Determining whether a GPU operation is memory bound vs math bound is a crucial step in performance analysis because it informs the strategies to optimize the operation. Generally, a memory bound GPU operation is one where the overall computation time is dominated by memory access rather than the actual computation. Conversely a math bound operation is one in which the computation time is dominated by the actual computation rather than memory access.

## Arithmetic Intensity and Ops/Bytes Ratio

Whether your GPU operation is bound by memory or by math depends on the following fundamental factors.

1. How many math operations are required.
2. How many memory accesses are required.
3. The memory bandwidth of the particular device you are using.
4. The math bandwidth of the particular device you are using.

There are other more obscure factors that come into play as well but these are the most fundamental. It is important to note that the first two factors are related to the actual implemenation of the GPU operation and the last two are related to the actual device on which you are performing it.

More concretely, the amount of time the operation spends accessing memory is equal to the number of bytes accessed divided by the device’s memory bandwidth i.e.

$t_{mem} = \frac{\# bytes}{BW_{mem}}$

Similarly, the amount of time the operation spends on math is equal to the number of math operations required divided by the devices math bandwidth i.e.

$t_{math} = \frac{\# ops}{BW_{math}}$

Consequently, the GPU operation is math bound if $$t_{math} > t_{mem}$$ and memory bound if $$t_{mem} > t_{math}$$. But it is often more convenient to use a bit of algebra to put the the device-level terms and operation-level terms on the same side such that a math bound operation would be one where

$\frac{\# ops}{\# bytes} > \frac{BW_{math}}{BW_{mem}}$

and a memory bound operation would be one where

$\frac{\# ops}{\# bytes} < \frac{BW_{math}}{BW_{mem}}$

The left-hand side of the inequality is called the operation’s arithmetic intensity and the right-hand side is called the ops/bytes ratio. So by calculating an operation’s arithmetic intensity and comparing it to the device’s ops/bytes ratio you can determine whether the operation is math-bound of memory-bound. It should also be noted that this comparison is only valid if the GPUs math and memory bandwidths are fully utilized, if not then the operation could instead be latency bound.

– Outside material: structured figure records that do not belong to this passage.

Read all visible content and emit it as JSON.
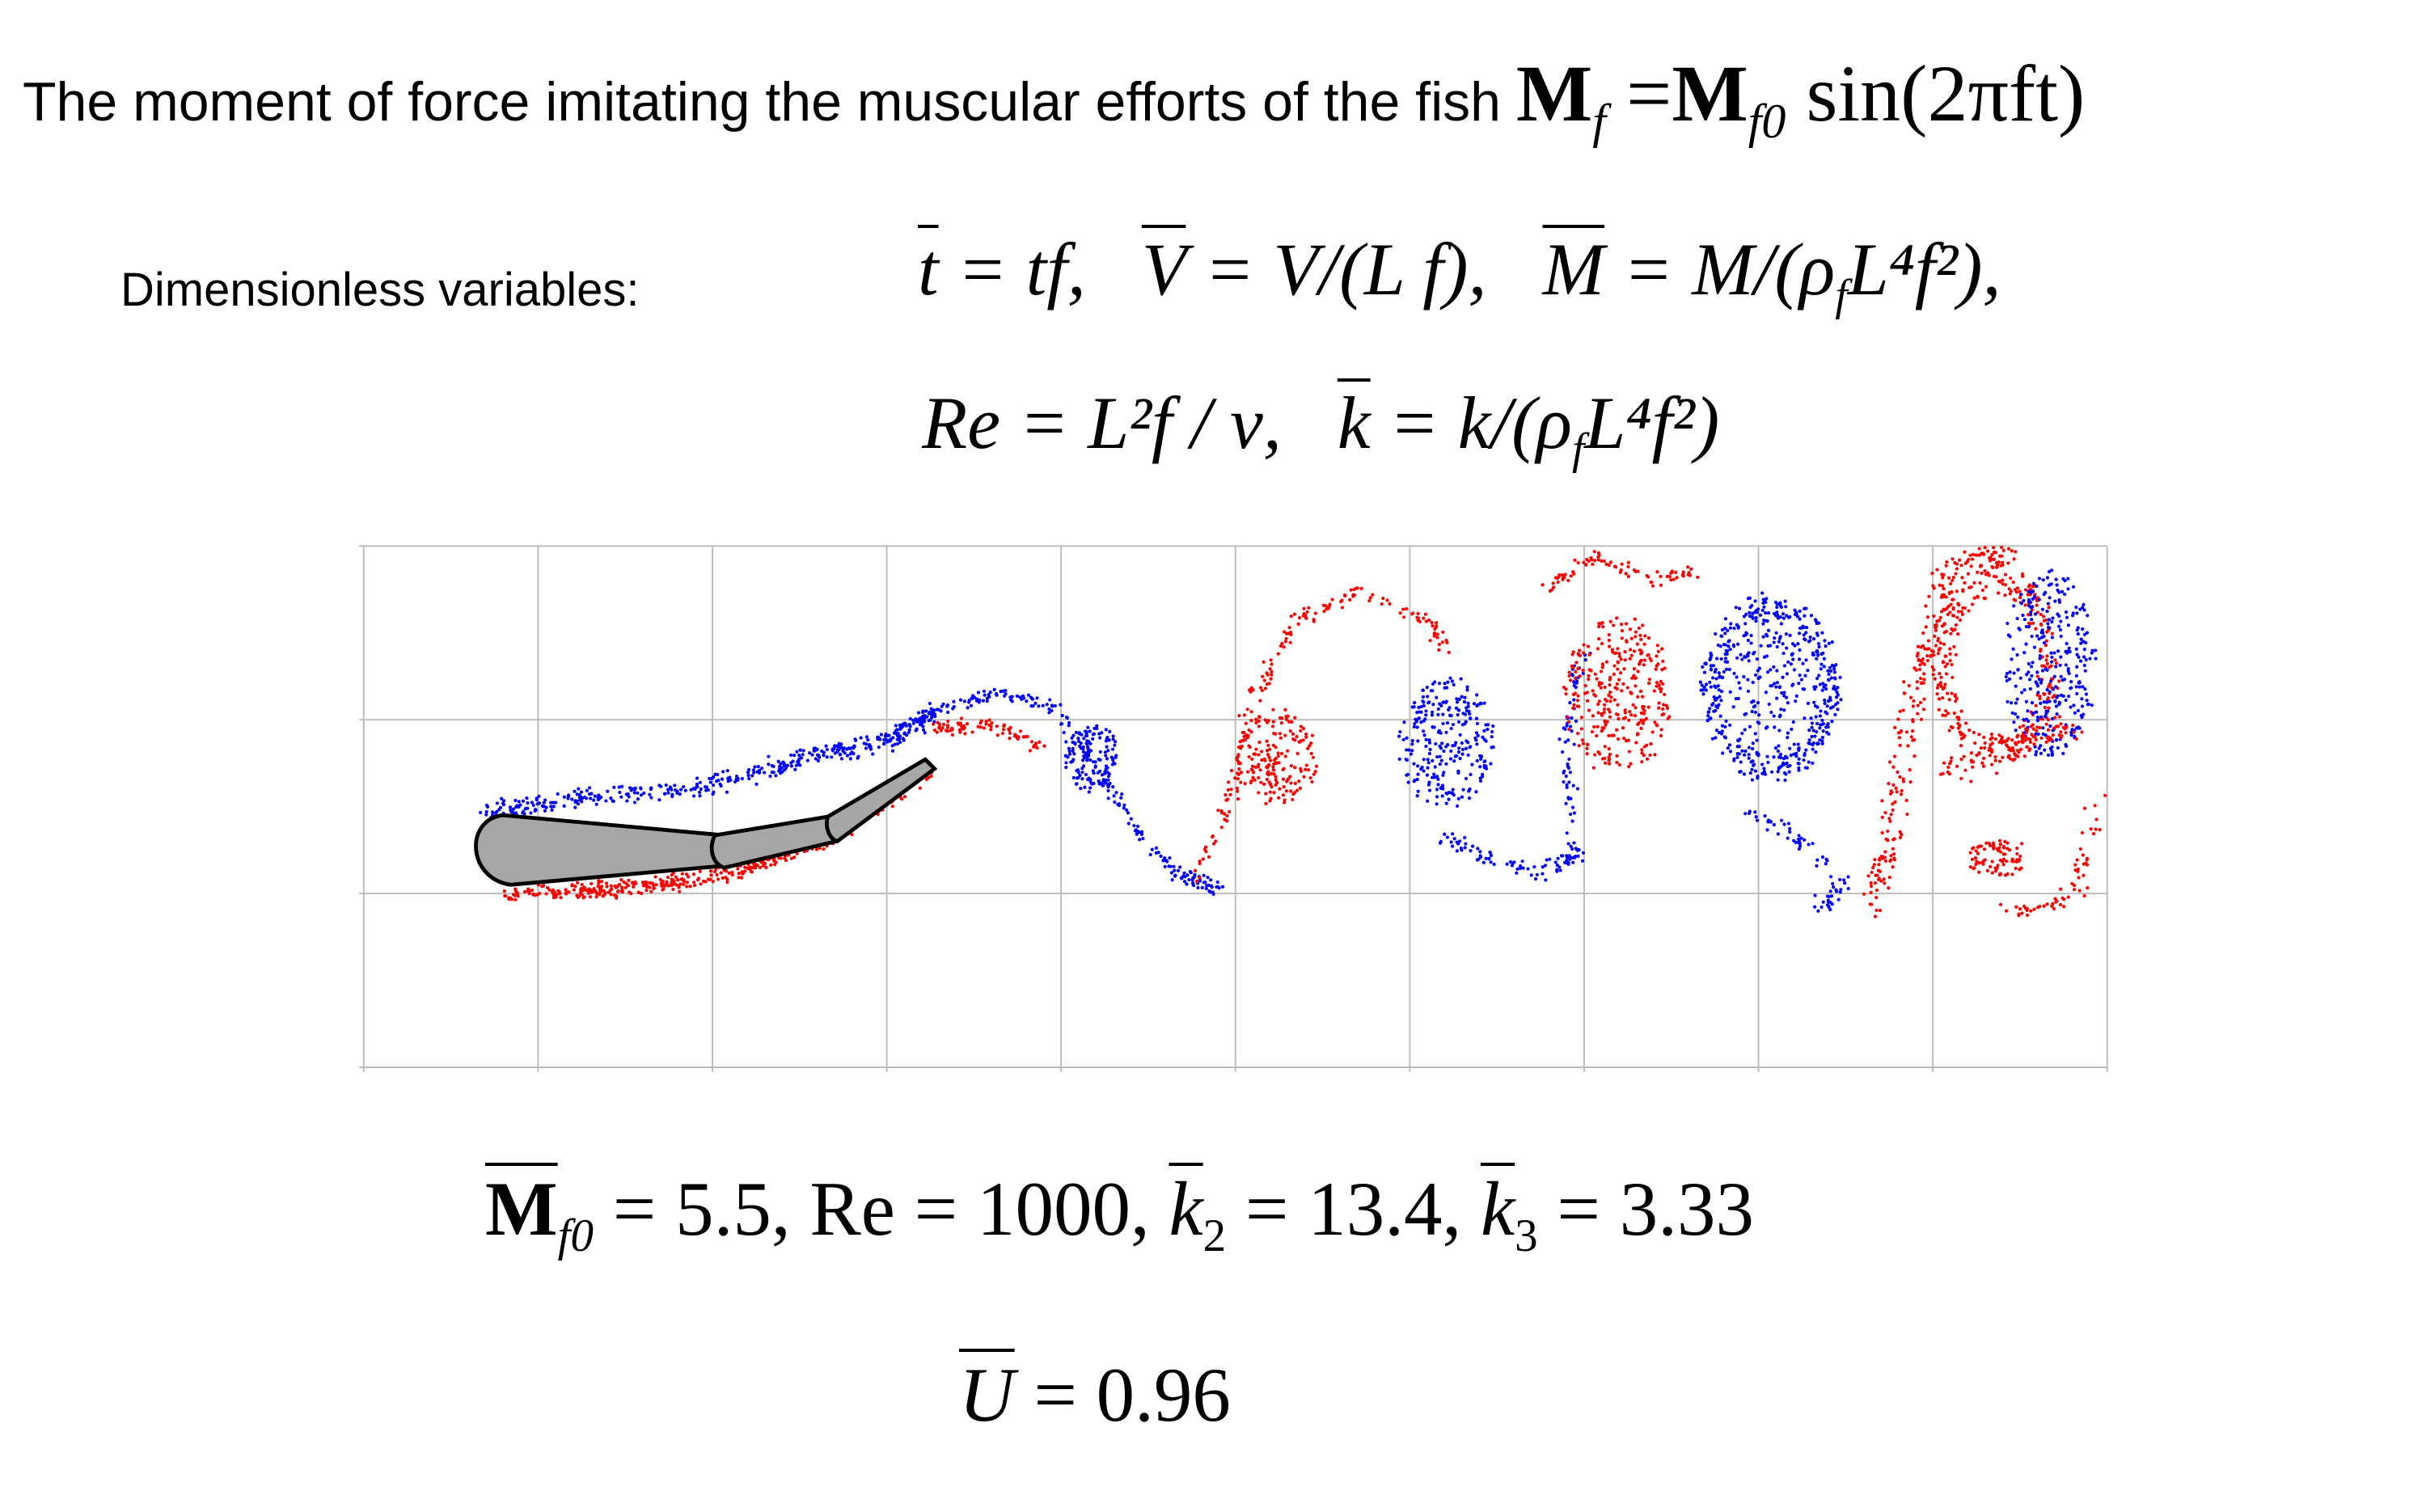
{
  "header": {
    "text": "The moment of force imitating the muscular efforts of the fish",
    "formula": [
      "M",
      "f",
      "=",
      "M",
      "f0",
      "sin(2πft)"
    ]
  },
  "dimensionless": {
    "label": "Dimensionless variables:",
    "line1": [
      "t",
      "= tf,",
      "V",
      "= V/(L f),",
      "M",
      "= M/(ρ",
      "f",
      "L⁴f²),"
    ],
    "line2": [
      "Re = L²f / ν,",
      "k",
      "= k/(ρ",
      "f",
      "L⁴f²)"
    ]
  },
  "parameters": [
    "M",
    "f0",
    "= 5.5,  Re = 1000,",
    "k",
    "2",
    "= 13.4,",
    "k",
    "3",
    "= 3.33"
  ],
  "velocity": [
    "U",
    "= 0.96"
  ]
}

In terms of common deep learning operations, the following are typically memory bound due to the fact that they perform few operations per bytes accessed.

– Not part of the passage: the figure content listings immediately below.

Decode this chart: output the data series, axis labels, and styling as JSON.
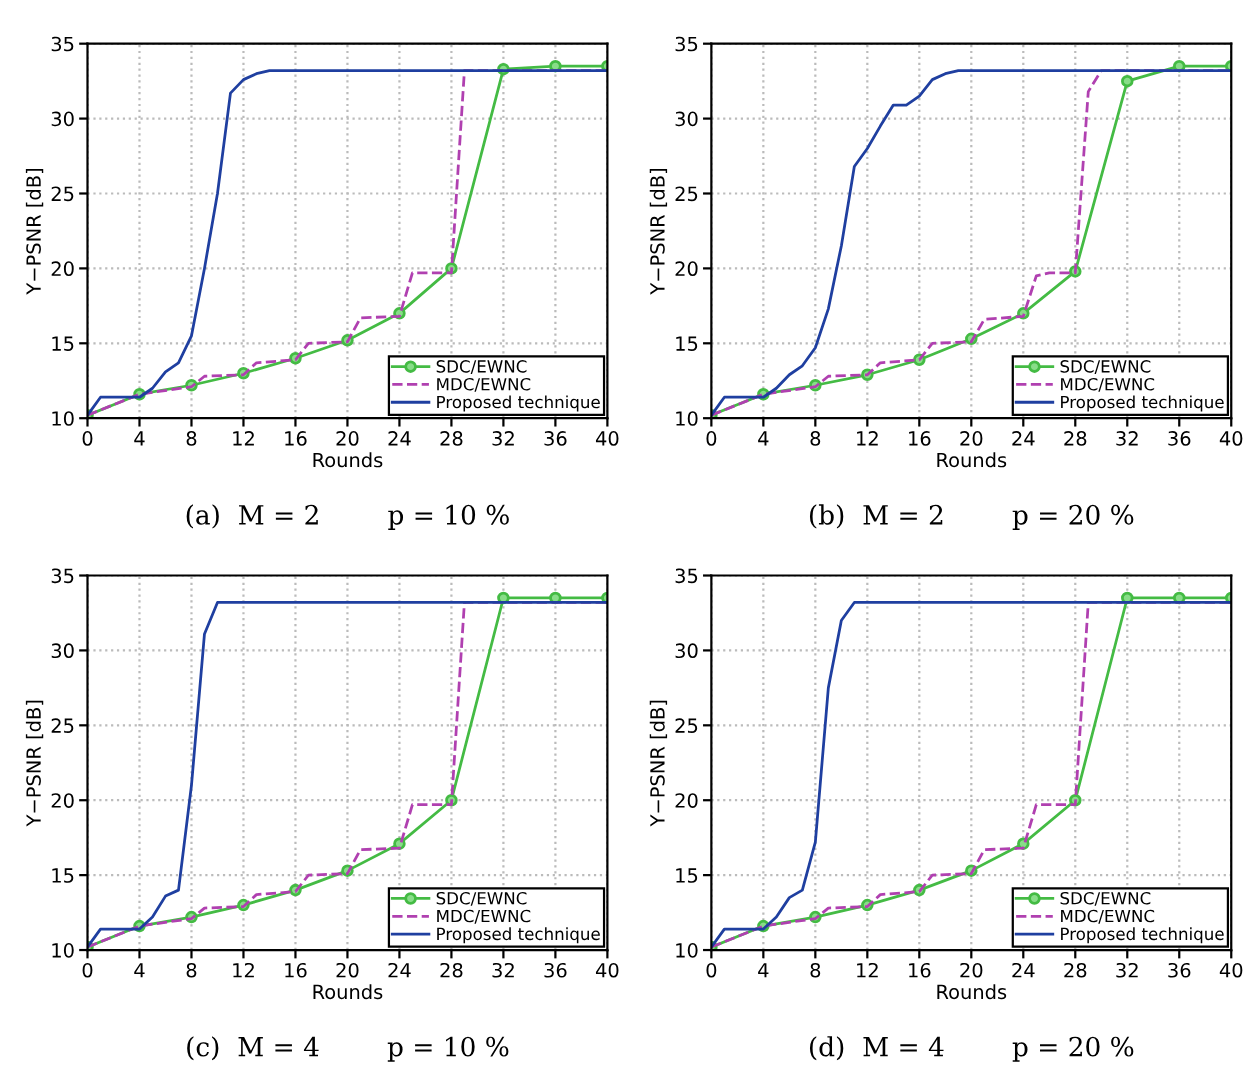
{
  "chart_data": [
    {
      "type": "line",
      "xlabel": "Rounds",
      "ylabel": "Y−PSNR [dB]",
      "xlim": [
        0,
        40
      ],
      "ylim": [
        10,
        35
      ],
      "xticks": [
        0,
        4,
        8,
        12,
        16,
        20,
        24,
        28,
        32,
        36,
        40
      ],
      "yticks": [
        10,
        15,
        20,
        25,
        30,
        35
      ],
      "grid": true,
      "legend": "bottom right",
      "annotations": [
        "(a)  M = 2        p = 10 %"
      ],
      "series": [
        {
          "name": "SDC/EWNC",
          "color": "#44bb44",
          "marker": "circle",
          "line_style": "solid",
          "x": [
            0,
            4,
            8,
            12,
            16,
            20,
            24,
            28,
            32,
            36,
            40
          ],
          "values": [
            10.2,
            11.6,
            12.2,
            13.0,
            14.0,
            15.2,
            17.0,
            20.0,
            33.3,
            33.5,
            33.5
          ]
        },
        {
          "name": "MDC/EWNC",
          "color": "#b040b0",
          "marker": "none",
          "line_style": "dashed",
          "x": [
            0,
            4,
            8,
            9,
            12,
            13,
            16,
            17,
            20,
            21,
            24,
            25,
            28,
            29,
            40
          ],
          "values": [
            10.2,
            11.6,
            12.1,
            12.8,
            12.9,
            13.7,
            13.9,
            15.0,
            15.1,
            16.7,
            16.8,
            19.7,
            19.7,
            33.2,
            33.2
          ]
        },
        {
          "name": "Proposed technique",
          "color": "#1f3fa0",
          "marker": "none",
          "line_style": "solid",
          "x": [
            0,
            1,
            4,
            5,
            6,
            7,
            8,
            9,
            10,
            11,
            12,
            13,
            14,
            40
          ],
          "values": [
            10.2,
            11.4,
            11.4,
            12.0,
            13.1,
            13.7,
            15.5,
            20.0,
            25.0,
            31.7,
            32.6,
            33.0,
            33.2,
            33.2
          ]
        }
      ]
    },
    {
      "type": "line",
      "xlabel": "Rounds",
      "ylabel": "Y−PSNR [dB]",
      "xlim": [
        0,
        40
      ],
      "ylim": [
        10,
        35
      ],
      "xticks": [
        0,
        4,
        8,
        12,
        16,
        20,
        24,
        28,
        32,
        36,
        40
      ],
      "yticks": [
        10,
        15,
        20,
        25,
        30,
        35
      ],
      "grid": true,
      "legend": "bottom right",
      "annotations": [
        "(b)  M = 2        p = 20 %"
      ],
      "series": [
        {
          "name": "SDC/EWNC",
          "color": "#44bb44",
          "marker": "circle",
          "line_style": "solid",
          "x": [
            0,
            4,
            8,
            12,
            16,
            20,
            24,
            28,
            32,
            36,
            40
          ],
          "values": [
            10.2,
            11.6,
            12.2,
            12.9,
            13.9,
            15.3,
            17.0,
            19.8,
            32.5,
            33.5,
            33.5
          ]
        },
        {
          "name": "MDC/EWNC",
          "color": "#b040b0",
          "marker": "none",
          "line_style": "dashed",
          "x": [
            0,
            4,
            8,
            9,
            12,
            13,
            16,
            17,
            20,
            21,
            24,
            25,
            26,
            28,
            29,
            30,
            40
          ],
          "values": [
            10.2,
            11.6,
            12.1,
            12.8,
            12.9,
            13.7,
            13.9,
            15.0,
            15.1,
            16.6,
            16.8,
            19.5,
            19.7,
            19.7,
            31.8,
            33.2,
            33.2
          ]
        },
        {
          "name": "Proposed technique",
          "color": "#1f3fa0",
          "marker": "none",
          "line_style": "solid",
          "x": [
            0,
            1,
            4,
            5,
            6,
            7,
            8,
            9,
            10,
            11,
            12,
            13,
            14,
            15,
            16,
            17,
            18,
            19,
            40
          ],
          "values": [
            10.2,
            11.4,
            11.4,
            12.0,
            12.9,
            13.5,
            14.7,
            17.3,
            21.5,
            26.8,
            28.0,
            29.5,
            30.9,
            30.9,
            31.5,
            32.6,
            33.0,
            33.2,
            33.2
          ]
        }
      ]
    },
    {
      "type": "line",
      "xlabel": "Rounds",
      "ylabel": "Y−PSNR [dB]",
      "xlim": [
        0,
        40
      ],
      "ylim": [
        10,
        35
      ],
      "xticks": [
        0,
        4,
        8,
        12,
        16,
        20,
        24,
        28,
        32,
        36,
        40
      ],
      "yticks": [
        10,
        15,
        20,
        25,
        30,
        35
      ],
      "grid": true,
      "legend": "bottom right",
      "annotations": [
        "(c)  M = 4        p = 10 %"
      ],
      "series": [
        {
          "name": "SDC/EWNC",
          "color": "#44bb44",
          "marker": "circle",
          "line_style": "solid",
          "x": [
            0,
            4,
            8,
            12,
            16,
            20,
            24,
            28,
            32,
            36,
            40
          ],
          "values": [
            10.2,
            11.6,
            12.2,
            13.0,
            14.0,
            15.3,
            17.1,
            20.0,
            33.5,
            33.5,
            33.5
          ]
        },
        {
          "name": "MDC/EWNC",
          "color": "#b040b0",
          "marker": "none",
          "line_style": "dashed",
          "x": [
            0,
            4,
            8,
            9,
            12,
            13,
            16,
            17,
            20,
            21,
            24,
            25,
            28,
            29,
            40
          ],
          "values": [
            10.2,
            11.6,
            12.1,
            12.8,
            12.9,
            13.7,
            13.9,
            15.0,
            15.1,
            16.7,
            16.8,
            19.7,
            19.7,
            33.2,
            33.2
          ]
        },
        {
          "name": "Proposed technique",
          "color": "#1f3fa0",
          "marker": "none",
          "line_style": "solid",
          "x": [
            0,
            1,
            4,
            5,
            6,
            7,
            8,
            9,
            10,
            40
          ],
          "values": [
            10.2,
            11.4,
            11.4,
            12.2,
            13.6,
            14.0,
            21.0,
            31.1,
            33.2,
            33.2
          ]
        }
      ]
    },
    {
      "type": "line",
      "xlabel": "Rounds",
      "ylabel": "Y−PSNR [dB]",
      "xlim": [
        0,
        40
      ],
      "ylim": [
        10,
        35
      ],
      "xticks": [
        0,
        4,
        8,
        12,
        16,
        20,
        24,
        28,
        32,
        36,
        40
      ],
      "yticks": [
        10,
        15,
        20,
        25,
        30,
        35
      ],
      "grid": true,
      "legend": "bottom right",
      "annotations": [
        "(d)  M = 4        p = 20 %"
      ],
      "series": [
        {
          "name": "SDC/EWNC",
          "color": "#44bb44",
          "marker": "circle",
          "line_style": "solid",
          "x": [
            0,
            4,
            8,
            12,
            16,
            20,
            24,
            28,
            32,
            36,
            40
          ],
          "values": [
            10.2,
            11.6,
            12.2,
            13.0,
            14.0,
            15.3,
            17.1,
            20.0,
            33.5,
            33.5,
            33.5
          ]
        },
        {
          "name": "MDC/EWNC",
          "color": "#b040b0",
          "marker": "none",
          "line_style": "dashed",
          "x": [
            0,
            4,
            8,
            9,
            12,
            13,
            16,
            17,
            20,
            21,
            24,
            25,
            28,
            29,
            40
          ],
          "values": [
            10.2,
            11.6,
            12.1,
            12.8,
            12.9,
            13.7,
            13.9,
            15.0,
            15.1,
            16.7,
            16.8,
            19.7,
            19.7,
            33.2,
            33.2
          ]
        },
        {
          "name": "Proposed technique",
          "color": "#1f3fa0",
          "marker": "none",
          "line_style": "solid",
          "x": [
            0,
            1,
            4,
            5,
            6,
            7,
            8,
            9,
            10,
            11,
            40
          ],
          "values": [
            10.2,
            11.4,
            11.4,
            12.2,
            13.5,
            14.0,
            17.2,
            27.5,
            32.0,
            33.2,
            33.2
          ]
        }
      ]
    }
  ]
}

1. Activation function computations (e.g. sigmoid, ReLU, etc.).
2. Reduction operations (e.g. pooling layers in CNNs, batch normalization, SoftMax, etc.).

Math bound operations tend to involve large matrix multiplications. For example, a fully-connected layer could be math bound given that the input and weight matrices are large enough.

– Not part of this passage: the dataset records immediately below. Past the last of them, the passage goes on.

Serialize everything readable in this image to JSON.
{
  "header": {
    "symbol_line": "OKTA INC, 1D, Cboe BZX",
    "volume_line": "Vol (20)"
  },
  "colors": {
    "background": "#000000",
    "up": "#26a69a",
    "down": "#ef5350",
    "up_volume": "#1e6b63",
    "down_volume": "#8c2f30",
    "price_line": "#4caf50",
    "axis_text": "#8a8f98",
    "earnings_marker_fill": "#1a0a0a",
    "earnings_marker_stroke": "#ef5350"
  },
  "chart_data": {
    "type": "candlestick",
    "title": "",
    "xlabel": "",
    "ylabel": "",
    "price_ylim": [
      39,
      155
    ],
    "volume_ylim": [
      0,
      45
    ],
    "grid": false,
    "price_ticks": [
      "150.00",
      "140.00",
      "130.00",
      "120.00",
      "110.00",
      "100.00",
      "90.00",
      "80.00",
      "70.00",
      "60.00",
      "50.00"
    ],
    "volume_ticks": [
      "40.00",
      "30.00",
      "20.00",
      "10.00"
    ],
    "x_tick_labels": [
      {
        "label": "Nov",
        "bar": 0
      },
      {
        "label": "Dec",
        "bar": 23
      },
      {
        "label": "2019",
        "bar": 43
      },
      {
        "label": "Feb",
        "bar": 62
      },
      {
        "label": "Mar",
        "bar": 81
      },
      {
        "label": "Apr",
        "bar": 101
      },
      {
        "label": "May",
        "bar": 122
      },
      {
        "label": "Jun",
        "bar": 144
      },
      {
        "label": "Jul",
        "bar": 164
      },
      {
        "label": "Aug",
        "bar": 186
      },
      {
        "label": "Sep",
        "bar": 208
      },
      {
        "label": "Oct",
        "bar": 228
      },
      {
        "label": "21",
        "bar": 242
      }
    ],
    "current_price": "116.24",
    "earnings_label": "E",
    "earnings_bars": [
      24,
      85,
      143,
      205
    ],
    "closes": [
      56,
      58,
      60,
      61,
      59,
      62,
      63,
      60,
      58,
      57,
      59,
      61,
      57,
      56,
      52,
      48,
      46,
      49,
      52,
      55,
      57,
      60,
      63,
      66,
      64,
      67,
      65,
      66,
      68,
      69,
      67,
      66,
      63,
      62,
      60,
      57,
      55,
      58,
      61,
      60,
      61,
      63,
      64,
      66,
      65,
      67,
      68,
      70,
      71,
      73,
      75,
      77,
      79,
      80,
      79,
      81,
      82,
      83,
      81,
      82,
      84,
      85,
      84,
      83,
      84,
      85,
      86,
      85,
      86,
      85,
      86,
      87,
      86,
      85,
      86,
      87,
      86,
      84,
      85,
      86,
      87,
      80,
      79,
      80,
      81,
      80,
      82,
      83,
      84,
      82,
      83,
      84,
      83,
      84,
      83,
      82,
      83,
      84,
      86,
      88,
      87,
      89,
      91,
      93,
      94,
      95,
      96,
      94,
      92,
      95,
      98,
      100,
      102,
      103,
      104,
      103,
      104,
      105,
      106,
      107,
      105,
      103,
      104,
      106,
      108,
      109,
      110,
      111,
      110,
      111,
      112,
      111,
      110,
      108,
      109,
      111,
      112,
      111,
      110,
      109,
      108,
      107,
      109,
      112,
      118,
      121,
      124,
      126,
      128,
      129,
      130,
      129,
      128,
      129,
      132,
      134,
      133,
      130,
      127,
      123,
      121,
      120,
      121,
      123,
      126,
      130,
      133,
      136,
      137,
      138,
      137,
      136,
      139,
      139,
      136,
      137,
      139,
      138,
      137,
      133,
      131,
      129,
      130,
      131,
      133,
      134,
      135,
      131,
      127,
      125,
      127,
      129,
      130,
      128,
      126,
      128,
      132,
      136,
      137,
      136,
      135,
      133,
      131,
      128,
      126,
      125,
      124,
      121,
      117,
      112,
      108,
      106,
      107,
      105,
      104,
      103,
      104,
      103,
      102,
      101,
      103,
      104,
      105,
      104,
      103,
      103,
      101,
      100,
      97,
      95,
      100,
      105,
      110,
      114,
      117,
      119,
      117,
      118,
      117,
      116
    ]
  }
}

## How do you Actually get the Numbers?

The memory and math bandwidth numbers are device dependent and can be looked up on the Nvidia GPU wiki page. As for the number of math operations and bytes accessed, this can be obtained from a profiling tool. A good choice for PyTorch profiling is PyProf. This tool can profile each kernel op in your PyTorch code and give you a report of all its relevant evaluation numbers in the following way. Here the FLOPs column provides the number of math operations and the Bytes column provides the number of bytes accessed. Now you have all the information required to compute the arithmetic intensity, the ops/bytes ratio, $$t_{mem}$$, and $$t_{math}$$.

Additionally, PyProf provides the silicon time for each kernel op which is the total amount of time it takes to execute. You can compare the silicon time to the expected amount of time that the operation should take based on the GPU’s bandwidth i.e. $$\max(t_{mem}, t_{math})$$. If the silicon time is significantly greater than the expected time then that might indicate that there is an opportunity for optimization (note however that this is only a first approximation).